Etsy knitters on the other hand view entrepreneurship as a fancy way of saying you need to own your value creation process. The same could be said of bloggers, web designers, and other people who want the flexibility of a creative lifestyle with the security of recurring income.

For our conversations, we will reserve the term entrepreneurship and entrepreneur for those small business owners who are looking to build a company they can sell.  We will use the term maker for those small business owners and skilled professionals who want to take ownership of their value creation process.

Why does it matter?

A lot of new makers think that they have picked a niche when they say that they serve entrepreneurs. The reality is that they need to niche now at least one or two levels. Do they serve people who want to build businesses they can sell or do they want to serve people who want to take ownership of their value creation process.

You could make the case that the next level would include something of a demographic nature. Do you serve men, women, or minority interests? Do you serve teachers, doctors, or lawyers. All of these demographic and industry designations could be potential sub-niches and opportunities to niche down.

What about Subscription Makers?

You could think of subscription makers as a professional designator or as a monetization strategy. Makers take ownership of their value creation process. A patron does not direct them on what to create. They co-create value with their customers on behalf of their customers. And they retain ownership of the services that they deliver.

The emergence of the sharing economy means that people are less likely to purchase goods or customer experience in perpetuity. For example, today’s customer would rather stay at a cottage listed on Airbnb rather purchase a timeshare or a second home outright.

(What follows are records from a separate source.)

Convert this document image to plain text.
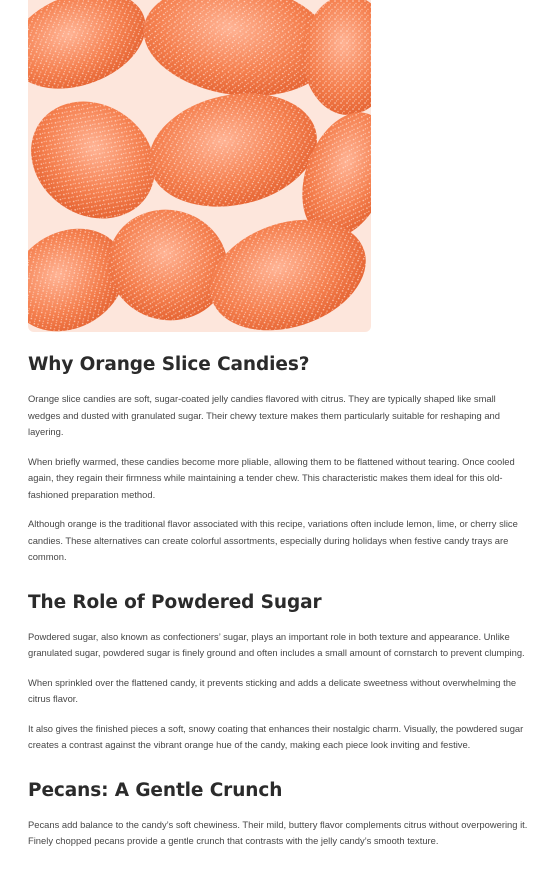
Why Orange Slice Candies?

Orange slice candies are soft, sugar-coated jelly candies flavored with citrus. They are typically shaped like small wedges and dusted with granulated sugar. Their chewy texture makes them particularly suitable for reshaping and layering.

When briefly warmed, these candies become more pliable, allowing them to be flattened without tearing. Once cooled again, they regain their firmness while maintaining a tender chew. This characteristic makes them ideal for this old-fashioned preparation method.

Although orange is the traditional flavor associated with this recipe, variations often include lemon, lime, or cherry slice candies. These alternatives can create colorful assortments, especially during holidays when festive candy trays are common.

The Role of Powdered Sugar

Powdered sugar, also known as confectioners’ sugar, plays an important role in both texture and appearance. Unlike granulated sugar, powdered sugar is finely ground and often includes a small amount of cornstarch to prevent clumping.

When sprinkled over the flattened candy, it prevents sticking and adds a delicate sweetness without overwhelming the citrus flavor.

It also gives the finished pieces a soft, snowy coating that enhances their nostalgic charm. Visually, the powdered sugar creates a contrast against the vibrant orange hue of the candy, making each piece look inviting and festive.

Pecans: A Gentle Crunch

Pecans add balance to the candy’s soft chewiness. Their mild, buttery flavor complements citrus without overpowering it. Finely chopped pecans provide a gentle crunch that contrasts with the jelly candy’s smooth texture.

What does this mean for maker movement?

There are some who believe that you have to belong to a makerspace to be a maker. For the sake of conversation, you say the makers have to belong to makerspaces is the “clubby” definition of being a maker. And you can view the one used on SubscriptionMaker.net as the expansive version.

It seems fairly obvious that the maker movement is better served by the expansive definition of what it is to be a maker. You could make the case that even if makers produce and sell their products it won’t significantly change America. Manufacturing is on course to become a two percent solution, which means that only two percent of the population is employed in the sector.

The hard truth is that America needs the maker movement to thrive well into this century. In other posts, we’ve talked about the binge and purge nature of transnational corporations. Companies hire when the economy is doing well and layoff when the economy softens. There are not signs that this is going to change anytime soon. So, we as a socieity are going to have to take ownership of our value creation process. 


Entrepreneurship and entrepreneur are vague terms that require a lot of care when being used in your niche building efforts. The term maker is better a choice for describing those people who want to take ownership of their value creation process. America will be better off for your efforts.